Liberal è una definizione errata, fuorviante,meglio progressista.
Personalmente mi astengo.
Sono convinto, riconoscendomi nella grande tradizione comunista italiana (che da Gramsci a Togliatti ha sempre evitato di scatenare "guerre di religione" tra le masse, funzionali alla divisione delle composite classi popolari italiane, operaie e contadine,le quali, a torto o a ragione, si sono sviluppate - nel nostro paese - nel quadro di una radicata cultura cattolica controriformistica, che nei secoli ha segnato profondamente morale e costumi) che l'adozione di una posizione di "laicismo forte", per usare una bella espressione del filosofo - non certo comunista - Fornero, sia sufficiente per affrontare con serenità le questioni della vita sessuale, dei comportamenti, della "morale".
Assumere una posizione laica rispetto a tali temi significa vivere oltre l'idea di Dio (e dunque di "verità assoluta"), della legge di dio come norma sovrana per i comportamenti umani (e dunque per i comportamenti anche sessuali).
Credo che sia sufficiente pensare alle nostre vite come estranee all'esistenza di Dio, della provvidenza, della sua legge.
Tenere lontana la morale sessuale (e più in generale i comportamenti) dall'idea di verità ( de facto, almeno nel campo della filosofia morale,opposta a quella di libertà) è un passo fondamentale per disporre delle nostre stesse vite sessuali sulla base del libero arbitrio umano, della ragione, della scelta.
Io penso così. Possiamo discutere sulle scelte (e magari può farlo anche un partito comunista, in piena libertà), sulla incidenza di queste nella costruzione del partito e della sua vita. Basta che queste non siano determinate da un'idea di "verità" che attiene alla religione.
Ritengo che non sia una tematica da "ordine del giorno", ma bisogna discuterne.
Esiste una morale comunista, rivoluzionaria ? Penso di sì e penso come Lenin che questa attiene alle scelte necessarie per la costruzione del socialismo e della rivoluzione. Morale e comportamenti sessuali però non sempre corrispondono.

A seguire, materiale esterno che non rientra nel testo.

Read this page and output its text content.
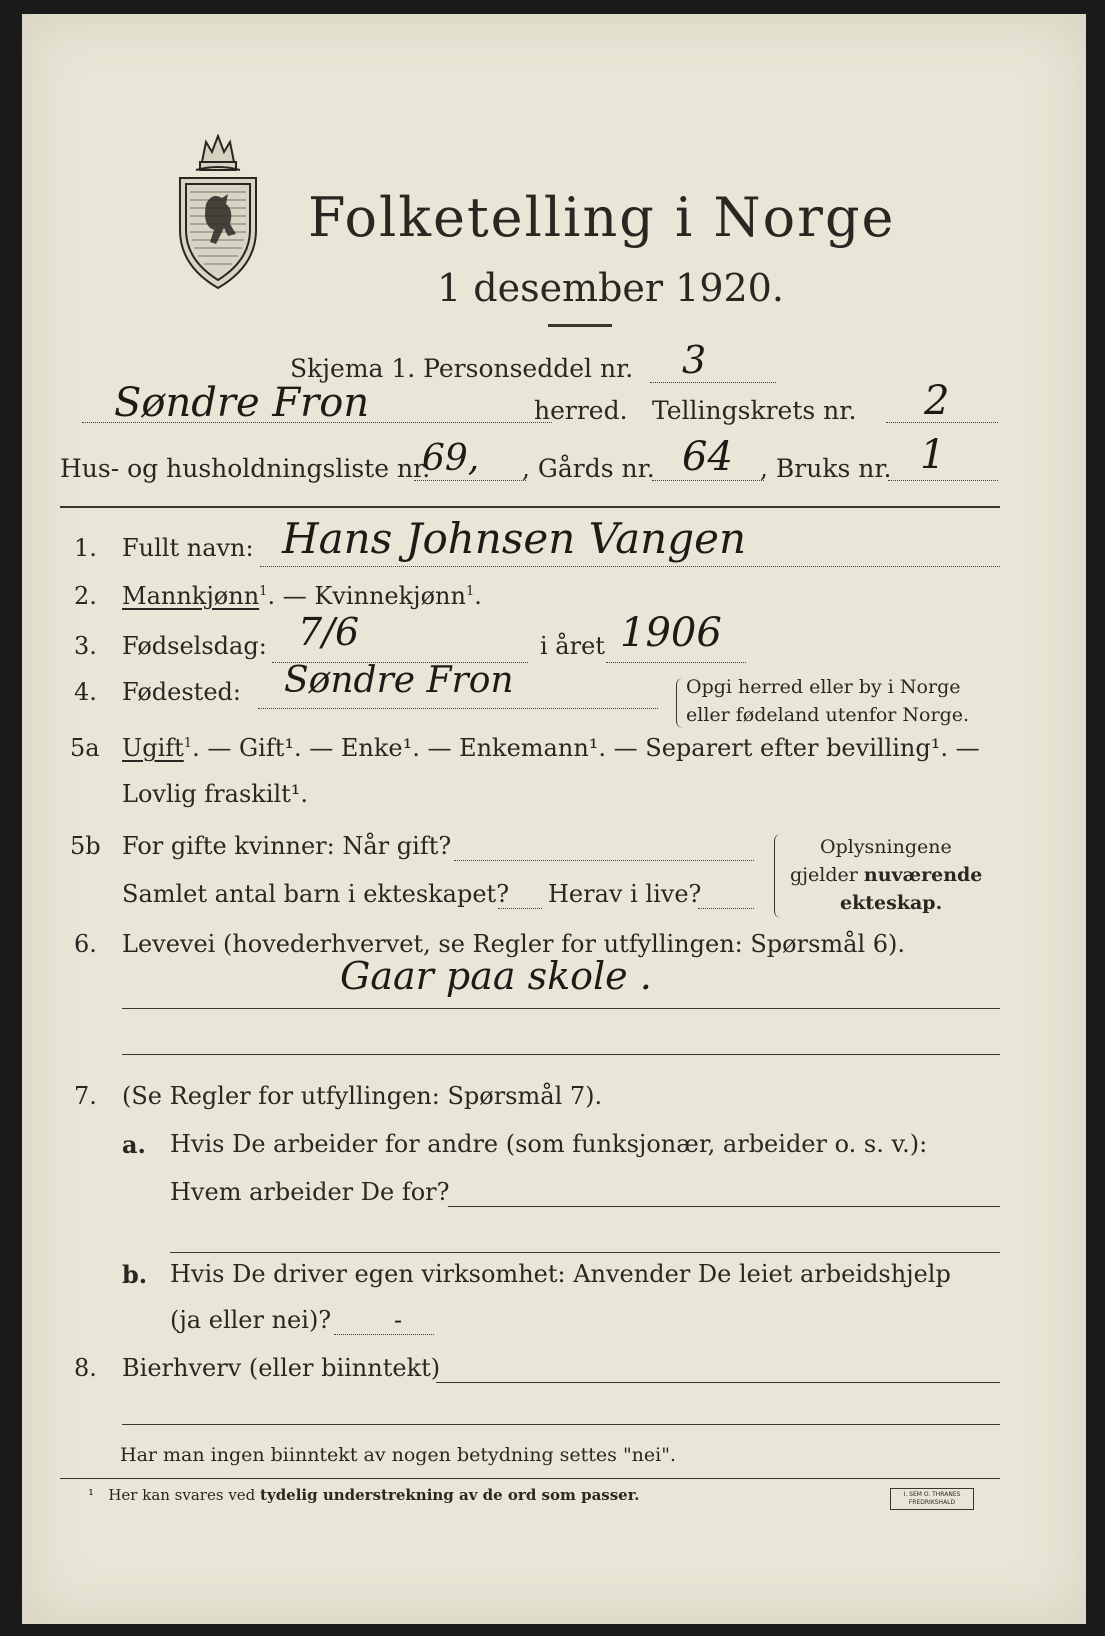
Folketelling i Norge
1 desember 1920.
Skjema 1. Personseddel nr. 3
Søndre Fron	herred. Tellingskrets nr. 2
Hus- og husholdningsliste nr.
69, , Gårds nr. 64 , Bruks nr. 1
1. Fullt navn: Hans Johnsen Vangen
2. Mannkjønn$^1$. — Kvinnekjønn$^1$.
3. Fødselsdag: 7/6	i året 1906
4. Fødested: Søndre Fron	Opgi herred eller by i Norge
eller fødeland utenfor Norge.
5a Ugift$^1$. — Gift¹. — Enke¹. — Enkemann¹. — Separert efter bevilling¹. —
Lovlig fraskilt¹.
5b For gifte kvinner: Når gift?
Samlet antal barn i ekteskapet? Herav i live?
Oplysningene
gjelder nuværende
ekteskap.
6. Levevei (hovederhvervet, se Regler for utfyllingen: Spørsmål 6).
Gaar paa skole .
7. (Se Regler for utfyllingen: Spørsmål 7).
a. Hvis De arbeider for andre (som funksjonær, arbeider o. s. v.):
Hvem arbeider De for?
b. Hvis De driver egen virksomhet: Anvender De leiet arbeidshjelp
(ja eller nei)?	-
8. Bierhverv (eller biinntekt)
Har man ingen biinntekt av nogen betydning settes "nei".
¹ Her kan svares ved tydelig understrekning av de ord som passer.	I. SEM O. THRANES
FREDRIKSHALD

Se parliamo di morale sessuale non credo esista, nella storia del pensiero marxista, una posizione univoca. Certo, se si guarda alla desacralizzazione della famiglia formulata da Marx ed Engels, possiamo trovare un orientamento che si ricollega non poco all'ispirazione delle mie riflessioni sulla demistificazione della morale controriformistica cattolica che tanto ha condizionato i costumi e le culture delle masse popolari e dei poveri, soprattutto nel Mezzogiorno, relegati nella miseria più totale, sotto l’oppressione della legge di Dio e della Chiesa cattolica, secondo la quale non c’è riscatto se non nel regno dei cieli e non c’è altro esempio – in una vita terrena di eterne sofferenze salvifiche – che quello della Vergine Maria.
Questo ha significato – sulla Terra – grandi sofferenze di donne e di uomini poveri. Compagni, non dimentichiamolo mai !
p.s. la definizione di "ninfocomunista" non mi turba per nulla catartica
p.s. 2 conservatore in campo sessuale non capisco cosa voglia dire.
penso che tutto dipende dai contesti storici e dalla fase, dalle culture dei diversi Paesi, dalla loro storia.
non può esistere una posizione univoca dei comunisti. Bisogna fare i conti con gli orientamenti delle masse, con l'incidenza della morale religiosa su di esse, con le culture popolari, ma questo non vuol dire adattamento o rinuncia ad una battaglia per l'emancipazione dell'umanità dai dogmi delle religioni, dalle loro "verità", dalle loro catene (anche sessuali). Poi possiamo discutere liberamente di scelte ed orientamenti, ma credo che una posizione nel quadro della "battaglia delle idee" (come la chiama Fidel) di carattere "laico forte" (come scrivo sopra) dovremmo assumerla (almeno come comunisti italiani, in senso largo).